公害というとどうしても四大公害病のようなものを連想してしまうため、公害紛争処理制度を身近な紛争で利用できるという認知が進んでいないことが申請件数の少ない理由の1つと考えられます。

解決事件の例

係属事件には、打ち切りとなっているものも多いですが、公表事例から調停が成立した事案例を紹介します。
終結概要には調停条項までは記載されていないため具体的な解決内容は不明ですが、申請人も受諾していることから、納得できる内容で解決していることが伺われます。

工事一時中断、粉じん等防止措置の請求

東京都令和2年(調)第2号事件
申請人は農業法人、被申請人は建設会社です。

申請人は水耕栽培を用いて果実栽培や同栽培用施設の販売等の事業を行っているところ、中央新幹線(リニア新幹線)の非常口新設工事がその隣接地で行われ、申請人の事業に壊滅的な影響を生じていた事案です。

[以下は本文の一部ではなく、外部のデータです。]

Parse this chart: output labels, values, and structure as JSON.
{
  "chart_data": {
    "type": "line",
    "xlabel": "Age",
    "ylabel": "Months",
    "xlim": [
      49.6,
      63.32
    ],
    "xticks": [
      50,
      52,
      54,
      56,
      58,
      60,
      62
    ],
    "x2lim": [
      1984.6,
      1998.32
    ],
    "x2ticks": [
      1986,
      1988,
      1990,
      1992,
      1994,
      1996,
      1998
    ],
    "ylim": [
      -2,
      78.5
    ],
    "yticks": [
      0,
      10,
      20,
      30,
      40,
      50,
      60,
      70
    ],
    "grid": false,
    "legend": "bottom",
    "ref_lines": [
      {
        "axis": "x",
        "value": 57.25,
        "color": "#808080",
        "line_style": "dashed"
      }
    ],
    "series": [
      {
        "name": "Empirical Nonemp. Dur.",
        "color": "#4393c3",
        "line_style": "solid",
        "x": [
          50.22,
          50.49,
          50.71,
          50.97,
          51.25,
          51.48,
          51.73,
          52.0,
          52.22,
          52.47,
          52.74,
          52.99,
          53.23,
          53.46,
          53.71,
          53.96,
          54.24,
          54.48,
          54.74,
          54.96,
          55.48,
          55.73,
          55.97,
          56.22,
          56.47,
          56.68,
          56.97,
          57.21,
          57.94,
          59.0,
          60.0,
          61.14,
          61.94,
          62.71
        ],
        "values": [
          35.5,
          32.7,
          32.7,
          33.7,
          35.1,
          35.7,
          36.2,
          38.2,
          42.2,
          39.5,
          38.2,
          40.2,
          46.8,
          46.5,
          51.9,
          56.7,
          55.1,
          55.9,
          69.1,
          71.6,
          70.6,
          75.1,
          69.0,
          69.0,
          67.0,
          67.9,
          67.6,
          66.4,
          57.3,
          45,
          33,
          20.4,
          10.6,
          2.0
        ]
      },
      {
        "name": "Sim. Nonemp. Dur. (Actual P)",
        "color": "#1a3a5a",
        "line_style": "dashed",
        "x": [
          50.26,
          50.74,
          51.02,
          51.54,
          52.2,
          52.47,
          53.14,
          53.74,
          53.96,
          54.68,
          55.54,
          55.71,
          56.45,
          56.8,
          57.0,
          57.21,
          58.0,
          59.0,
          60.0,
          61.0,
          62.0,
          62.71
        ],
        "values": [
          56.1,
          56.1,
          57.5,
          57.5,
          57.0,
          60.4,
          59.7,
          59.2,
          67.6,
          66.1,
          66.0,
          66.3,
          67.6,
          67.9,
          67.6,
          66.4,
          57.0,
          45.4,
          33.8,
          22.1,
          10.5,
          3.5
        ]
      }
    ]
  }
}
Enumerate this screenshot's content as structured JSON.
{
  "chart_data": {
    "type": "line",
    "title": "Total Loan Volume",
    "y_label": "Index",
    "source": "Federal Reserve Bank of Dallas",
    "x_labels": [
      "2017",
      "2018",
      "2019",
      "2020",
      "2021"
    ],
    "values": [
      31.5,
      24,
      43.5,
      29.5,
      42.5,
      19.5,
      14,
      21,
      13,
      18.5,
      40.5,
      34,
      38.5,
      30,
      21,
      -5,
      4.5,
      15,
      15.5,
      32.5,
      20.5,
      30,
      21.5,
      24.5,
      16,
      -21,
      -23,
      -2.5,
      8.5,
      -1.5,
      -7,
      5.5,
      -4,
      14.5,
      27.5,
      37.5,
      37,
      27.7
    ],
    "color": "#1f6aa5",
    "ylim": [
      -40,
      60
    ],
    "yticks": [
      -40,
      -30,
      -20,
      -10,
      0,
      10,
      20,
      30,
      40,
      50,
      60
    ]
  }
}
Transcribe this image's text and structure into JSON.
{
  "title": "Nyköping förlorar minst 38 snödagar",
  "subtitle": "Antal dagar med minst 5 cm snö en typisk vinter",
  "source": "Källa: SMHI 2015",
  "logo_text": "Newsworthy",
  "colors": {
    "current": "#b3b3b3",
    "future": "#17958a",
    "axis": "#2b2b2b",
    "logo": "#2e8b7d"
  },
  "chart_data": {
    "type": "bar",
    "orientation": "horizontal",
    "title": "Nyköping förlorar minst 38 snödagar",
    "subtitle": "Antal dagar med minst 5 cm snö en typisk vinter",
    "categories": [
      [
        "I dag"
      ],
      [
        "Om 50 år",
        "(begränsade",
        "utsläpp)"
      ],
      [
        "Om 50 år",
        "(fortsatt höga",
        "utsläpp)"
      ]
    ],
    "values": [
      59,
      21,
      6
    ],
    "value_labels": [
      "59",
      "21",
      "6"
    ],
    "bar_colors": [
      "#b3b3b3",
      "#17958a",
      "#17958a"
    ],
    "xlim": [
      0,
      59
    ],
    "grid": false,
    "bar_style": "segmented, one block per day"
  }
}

被申請人が、工事を一時中断し、申請人の事業に配慮した対応(粉じん・騒音・振動の防止)を行うことが求められました。

7回の調停期日を経て、調停委員会が提示した調停案を当事者双方が受諾し、終結しました。

自動車製造工場からの騒音被害防止、損害賠償の請求

静岡県平成31年(調)第1号事件
申請人は静岡県の住民1人、被申請人は自動車製造販売会社です。

被申請人のA社B工場において夜中まで操業に係る騒音が発生しており、申請人が、そこか
ら発生する騒音を自宅で感じ、肉体的・精神的苦痛を受けていたという事案です。

被申請人は、以下の対応を求められました。

  • 申請人自宅で体感する騒音を防止するため、A社B工場の稼働停止も考えた上で確実な対応を行うこと
  • 対応が困難である場合は、申請人の現在の居宅と同程度の住宅への転居に要する費用、騒音を原因として発症した病気に係る医療費用、及び法律相談費用を支払うこと

5回の調停期日を経て、調停委員会が提示した調停案を当事者双方が受諾し、終結しました。

脚注

  1. 公害審査会を置いていない都道府県もありますが、公害審査委員候補者を委嘱し、名簿を作成することとされており、事件が係属する都度、臨時の附属機関として事件処理に当たります。